Класс молчал, оторопело уставившись на Яночку, которая совершенно спокойно рассказывала о таких невероятных вещах. Нет, они знали, такое бывает, но в другой жизни. А чтобы вот здесь, в Варшаве... Учительница отказалась от попыток преодолеть свое непедагогическое любопытство и спросила:

— И чем же кончилось дело? К чему вы пришли на ваших производственных совещаниях?

— Кончилось тем, что папа согласился, и теперь мы приступаем к обменам. И сразу же к ремонту. А пока вынуждены ютиться по углам, зато потом места будет много, потому что этот дом очень большой. И старый.

— А насколько старый?

— По-разному.

— Это как же понимать — по-разному?

— Ну, по-разному... Он состоит из двух частей, так одной из них целых сто лет, может, даже и сто пятьдесят, а второй всего сорок восемь. Тот самый аргентинский покойник построил ее собственноручно, там все в очень хорошем состоянии, отремонтировать можно без проблем, раз плюнуть, если не пожалеть денег...

— Яночка, что за выражения!

— Это не я выражаюсь, так сказал один пан, который будет заниматься ремонтом.

— А сколько этажей в доме?

— Два. Но зато есть чердак. Вот он жутко нас интересует, потому что никто не знает, что там, на этом чердаке. Во время войны потерялся от него ключ, и с тех пор туда никто не заглядывал. А ходят слухи, что там какой-то человек повесился и висит до сих пор, но это не точно. Через замочную скважину ничего не разглядеть! А во время войны в доме жил какой-то немец. Ну, не настоящий немец, а такой... фокс...

— Фольксдойч?

— Ага, он самый. Так тому было до лампочки, что в доме делается.

— А ты откуда знаешь?

— Знаю, потому что бабушкина подруга прятала в его доме разные вещи, оружие и боеприпасы, и многое другое...

— Яночка, что ты такое говоришь? — перебила ее учительница. — Как можно прятать такие вещи в доме немца, пусть даже и ополячившегося?

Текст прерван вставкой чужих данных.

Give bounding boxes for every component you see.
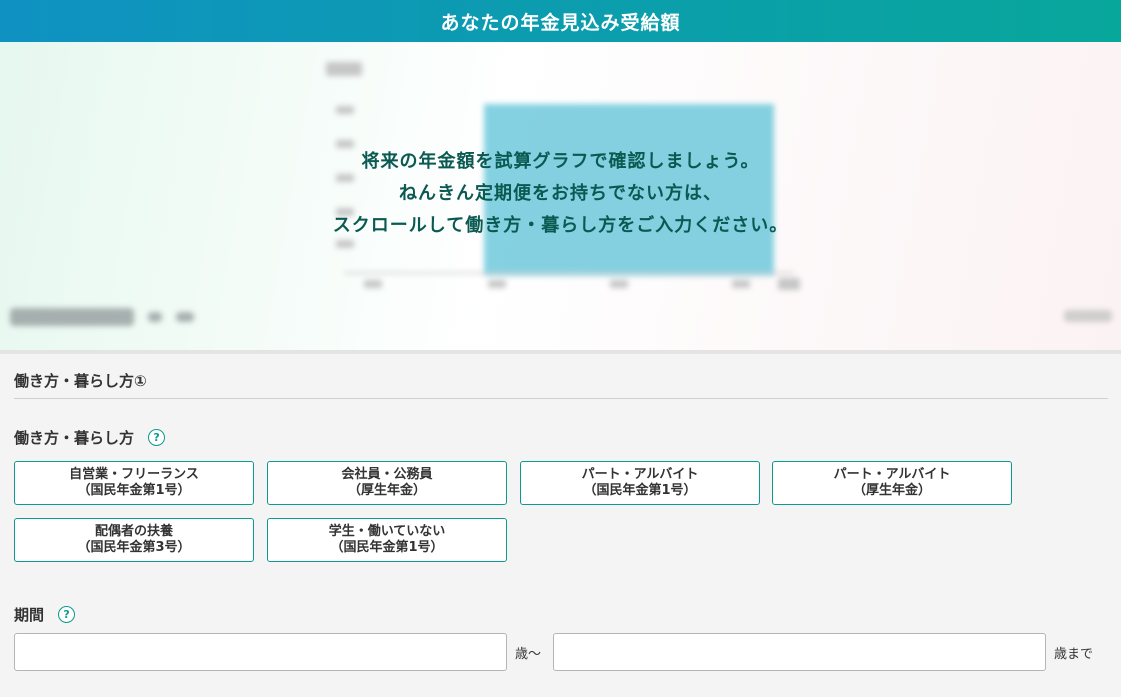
- option-line1: パート・アルバイト: [833, 467, 951, 482]
- section-divider: [0, 350, 1121, 354]
- option-line2: （国民年金第3号）: [77, 540, 191, 555]
- graph-baseline: [344, 272, 794, 274]
- work-style-label-row: 働き方・暮らし方 ?: [14, 427, 166, 448]
- graph-message-line: スクロールして働き方・暮らし方をご入力ください。: [332, 215, 789, 236]
- question-circle-icon[interactable]: ?: [148, 429, 166, 446]
- period-from-suffix: 歳〜: [515, 647, 542, 662]
- option-line1: 学生・働いていない: [328, 524, 446, 539]
- period-from-input[interactable]: [14, 633, 507, 671]
- graph-legend-pill: [10, 308, 134, 326]
- graph-legend-pill: [148, 312, 162, 322]
- option-dependent-spouse-button[interactable]: 配偶者の扶養 （国民年金第3号）: [14, 518, 254, 562]
- option-line1: パート・アルバイト: [581, 467, 699, 482]
- graph-legend-pill: [1064, 310, 1112, 322]
- period-to-input[interactable]: [553, 633, 1046, 671]
- pension-graph-area: 将来の年金額を試算グラフで確認しましょう。 ねんきん定期便をお持ちでない方は、 …: [0, 42, 1121, 352]
- period-label: 期間: [14, 606, 45, 624]
- question-circle-icon[interactable]: ?: [58, 606, 76, 623]
- period-to-suffix: 歳まで: [1054, 647, 1094, 662]
- option-line2: （厚生年金）: [347, 483, 426, 498]
- period-label-row: 期間 ?: [14, 604, 76, 625]
- graph-xtick: [732, 280, 750, 288]
- graph-ytick: [336, 106, 354, 114]
- option-part-time-national-button[interactable]: パート・アルバイト （国民年金第1号）: [520, 461, 760, 505]
- option-company-employee-button[interactable]: 会社員・公務員 （厚生年金）: [267, 461, 507, 505]
- option-line2: （国民年金第1号）: [330, 540, 444, 555]
- option-line2: （国民年金第1号）: [77, 483, 191, 498]
- graph-xtick: [364, 280, 382, 288]
- section-rule: [14, 398, 1108, 399]
- option-line2: （厚生年金）: [852, 483, 931, 498]
- section-title: 働き方・暮らし方①: [14, 372, 147, 390]
- page-title: あなたの年金見込み受給額: [440, 11, 681, 34]
- option-line2: （国民年金第1号）: [583, 483, 697, 498]
- work-style-panel: 働き方・暮らし方① 働き方・暮らし方 ? 自営業・フリーランス （国民年金第1号…: [5, 356, 1116, 697]
- graph-xtick: [778, 278, 800, 290]
- graph-overlay-message: 将来の年金額を試算グラフで確認しましょう。 ねんきん定期便をお持ちでない方は、 …: [0, 146, 1121, 242]
- graph-ytick: [326, 62, 362, 76]
- graph-legend-pill: [176, 312, 194, 322]
- option-part-time-employee-button[interactable]: パート・アルバイト （厚生年金）: [772, 461, 1012, 505]
- graph-xtick: [610, 280, 628, 288]
- option-line1: 配偶者の扶養: [94, 524, 173, 539]
- option-student-unemployed-button[interactable]: 学生・働いていない （国民年金第1号）: [267, 518, 507, 562]
- option-line1: 自営業・フリーランス: [69, 467, 199, 482]
- graph-message-line: 将来の年金額を試算グラフで確認しましょう。: [361, 151, 760, 172]
- option-self-employed-button[interactable]: 自営業・フリーランス （国民年金第1号）: [14, 461, 254, 505]
- graph-message-line: ねんきん定期便をお持ちでない方は、: [399, 183, 722, 204]
- work-style-label: 働き方・暮らし方: [14, 429, 135, 447]
- page-header: あなたの年金見込み受給額: [0, 0, 1121, 42]
- graph-xtick: [488, 280, 506, 288]
- option-line1: 会社員・公務員: [341, 467, 433, 482]
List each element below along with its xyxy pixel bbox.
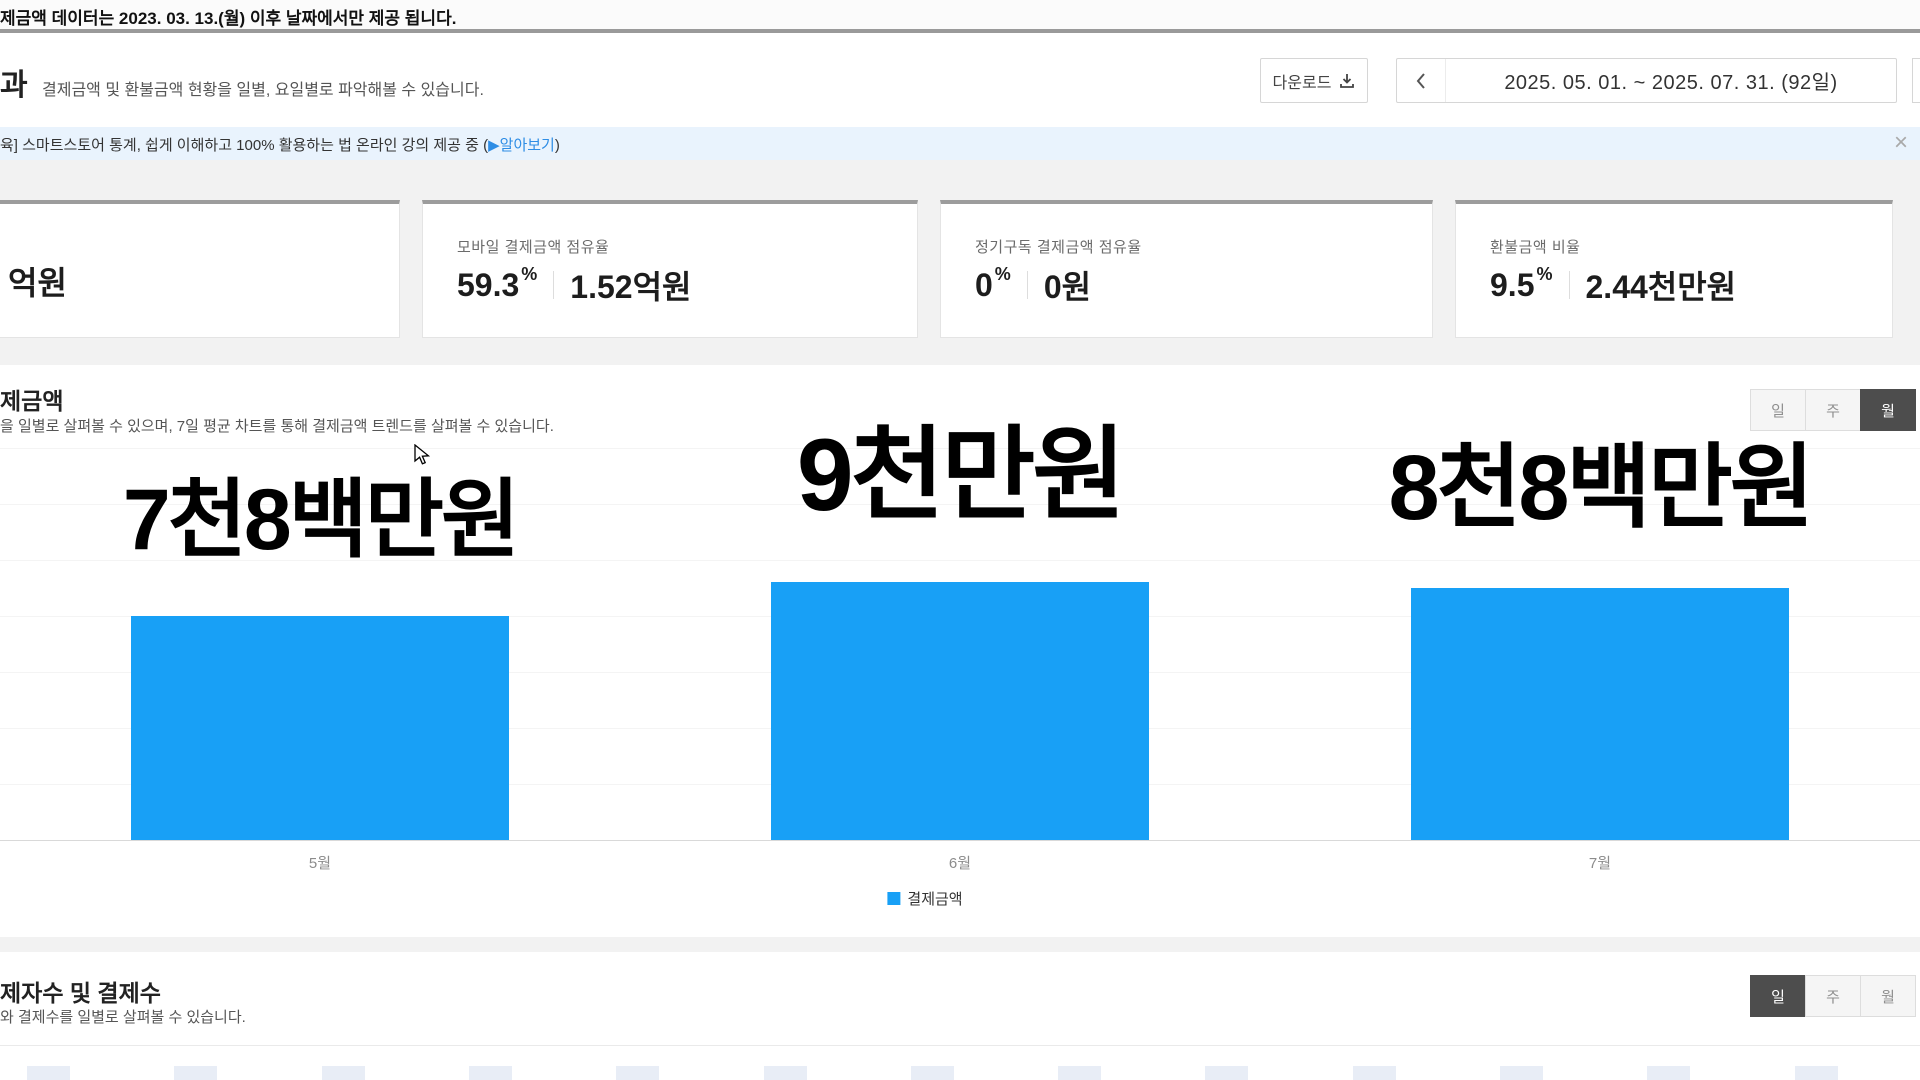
bar-slot: 7천8백만원 5월 xyxy=(0,430,640,890)
card-label: 정기구독 결제금액 점유율 xyxy=(975,236,1142,257)
play-icon: ▶ xyxy=(488,137,500,154)
toggle-month[interactable]: 월 xyxy=(1860,389,1916,431)
mouse-cursor xyxy=(414,444,434,466)
card-amount: 1.52억원 xyxy=(570,262,691,308)
payment-section-title: 제금액 xyxy=(0,382,63,416)
card-value: 0% 0원 xyxy=(975,262,1091,308)
payer-count-period-toggle: 일 주 월 xyxy=(1751,975,1916,1017)
value-divider xyxy=(1569,271,1570,299)
mini-bar[interactable] xyxy=(616,1066,659,1080)
card-label: 환불금액 비율 xyxy=(1490,236,1580,257)
toggle-week[interactable]: 주 xyxy=(1805,389,1861,431)
card-percent-unit: % xyxy=(521,264,537,285)
payer-count-panel xyxy=(0,952,1920,1080)
payer-count-title: 제자수 및 결제수 xyxy=(0,974,161,1008)
card-percent: 59.3 xyxy=(457,267,519,304)
toggle-month[interactable]: 월 xyxy=(1860,975,1916,1017)
mini-bar[interactable] xyxy=(1500,1066,1543,1080)
mini-bar[interactable] xyxy=(27,1066,70,1080)
prev-period-button[interactable] xyxy=(1397,59,1446,102)
x-axis-label: 6월 xyxy=(640,852,1280,873)
card-amount: 0원 xyxy=(1044,262,1091,308)
banner-learn-more-link[interactable]: 알아보기 xyxy=(500,137,555,154)
summary-card-mobile-share: 모바일 결제금액 점유율 59.3% 1.52억원 xyxy=(422,200,918,338)
promo-banner-text: 육] 스마트스토어 통계, 쉽게 이해하고 100% 활용하는 법 온라인 강의… xyxy=(0,134,560,155)
toggle-day[interactable]: 일 xyxy=(1750,975,1806,1017)
card-label: 모바일 결제금액 점유율 xyxy=(457,236,609,257)
bar-value-label: 9천만원 xyxy=(797,393,1123,540)
card-percent: 0 xyxy=(975,267,993,304)
smartstore-stats-page: 제금액 데이터는 2023. 03. 13.(월) 이후 날짜에서만 제공 됩니… xyxy=(0,0,1920,1080)
mini-bar[interactable] xyxy=(322,1066,365,1080)
bar-slot: 8천8백만원7월 xyxy=(1280,430,1920,890)
date-range-display[interactable]: 2025. 05. 01. ~ 2025. 07. 31. (92일) xyxy=(1446,59,1896,102)
mini-bar[interactable] xyxy=(1795,1066,1838,1080)
payment-bar-5월[interactable] xyxy=(131,616,509,840)
download-button-label: 다운로드 xyxy=(1273,69,1332,93)
toggle-week[interactable]: 주 xyxy=(1805,975,1861,1017)
date-range-picker: 2025. 05. 01. ~ 2025. 07. 31. (92일) xyxy=(1396,58,1897,103)
next-period-button[interactable] xyxy=(1912,58,1920,103)
card-value: 9.5% 2.44천만원 xyxy=(1490,262,1736,308)
mini-bar[interactable] xyxy=(911,1066,954,1080)
page-subtitle: 결제금액 및 환불금액 현황을 일별, 요일별로 파악해볼 수 있습니다. xyxy=(42,76,484,100)
legend-swatch xyxy=(887,892,900,905)
mini-bar[interactable] xyxy=(1205,1066,1248,1080)
card-amount: 2.44천만원 xyxy=(1586,262,1737,308)
mini-bar[interactable] xyxy=(469,1066,512,1080)
card-value: 59.3% 1.52억원 xyxy=(457,262,691,308)
section-divider xyxy=(0,1045,1920,1046)
mini-bar[interactable] xyxy=(1647,1066,1690,1080)
top-notice-strip: 제금액 데이터는 2023. 03. 13.(월) 이후 날짜에서만 제공 됩니… xyxy=(0,0,1920,33)
value-divider xyxy=(553,271,554,299)
notice-text: 제금액 데이터는 2023. 03. 13.(월) 이후 날짜에서만 제공 됩니… xyxy=(0,4,456,29)
download-icon xyxy=(1339,73,1355,89)
card-percent-unit: % xyxy=(995,264,1011,285)
mini-bar[interactable] xyxy=(1058,1066,1101,1080)
card-percent-unit: % xyxy=(1536,264,1552,285)
card-percent: 9.5 xyxy=(1490,267,1534,304)
close-icon[interactable]: × xyxy=(1894,129,1908,157)
mini-bar[interactable] xyxy=(1353,1066,1396,1080)
banner-text-after: ) xyxy=(555,137,560,154)
value-divider xyxy=(1027,271,1028,299)
x-axis-label: 5월 xyxy=(0,852,640,873)
page-title: 과 xyxy=(0,60,28,104)
bar-value-label: 7천8백만원 xyxy=(123,449,517,574)
bar-value-label: 8천8백만원 xyxy=(1389,413,1812,546)
payer-count-desc: 와 결제수를 일별로 살펴볼 수 있습니다. xyxy=(0,1006,246,1027)
chart-legend: 결제금액 xyxy=(887,888,962,909)
download-button[interactable]: 다운로드 xyxy=(1260,58,1368,103)
mini-bar[interactable] xyxy=(174,1066,217,1080)
summary-card-refund-rate: 환불금액 비율 9.5% 2.44천만원 xyxy=(1455,200,1893,338)
chevron-left-icon xyxy=(1414,71,1428,91)
bar-slot: 9천만원6월 xyxy=(640,430,1280,890)
promo-banner: 육] 스마트스토어 통계, 쉽게 이해하고 100% 활용하는 법 온라인 강의… xyxy=(0,127,1920,160)
summary-card-amount: 억원 xyxy=(8,258,67,304)
payment-bar-chart: 7천8백만원 5월9천만원6월8천8백만원7월 xyxy=(0,430,1920,890)
payment-bar-7월[interactable] xyxy=(1411,588,1789,840)
payment-bar-6월[interactable] xyxy=(771,582,1149,840)
x-axis-label: 7월 xyxy=(1280,852,1920,873)
banner-text-before: 육] 스마트스토어 통계, 쉽게 이해하고 100% 활용하는 법 온라인 강의… xyxy=(0,137,488,154)
summary-card-subscription-share: 정기구독 결제금액 점유율 0% 0원 xyxy=(940,200,1433,338)
mini-bar[interactable] xyxy=(764,1066,807,1080)
legend-label: 결제금액 xyxy=(907,888,962,909)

— Нет, проше пани, все так и было. Бабушкина подруга, пани Агата, работала у этого немца приходящей уборщицей и в этом большом доме могла спрятать все, что угодно, никому бы и в голову не пришло, что в немецком доме партизаны свое оружие прячут. А на чердак и вовсе никто уже тысячу лет не заглядывал. Ну, может, не тысячу, а лет пятьдесят... И там может оказаться все, что угодно!

Класс слушал затаив дыхание, ни словом не перебивая, вопросы задавала одна учительница. На ее вопросы Яночка отвечала немного сбивчиво, но просто и бесхитростно, так что не приходилось сомневаться — говорит правду. Вот так неожиданно были нарушены монотонные школьные будни.

— А ты не приукрашиваешь? — пожелала убедиться учительница. — Может, сама все это придумала?

— Ведь вы же нам сказали — ничего не придумывать, описать жизнь такой, какова она в действительности, — снова обиделась Яночка. — А папа совсем не обрадовался дому, ни за что не хотел брать на себя эту обузу, но аргентинский покойник уперся, и ни в какую! Или мы берем все, или ничего, ему, этому покойнику, очень хотелось, чтобы весь дом перешел во владение наше фам... фамильное, потому как не только он, покойник, родился в этом доме, но и его дед здесь родился, и вообще все тут родились. Вот почему надо выселить из нашего фам... фамильного дома всех посторонних, оставить только фамилию, то есть родственников, и больше никого.

Учительницу настолько увлекла вся эта необычная история, что она махнула рукой на заранее составленный план урока и, чувствуя молчаливую поддержку класса, решила выяснить все до конца, успокаивая свою педагогическую совесть необходимостью знать жилищные условия своих учеников, ведь от этих условий так зависит успеваемость...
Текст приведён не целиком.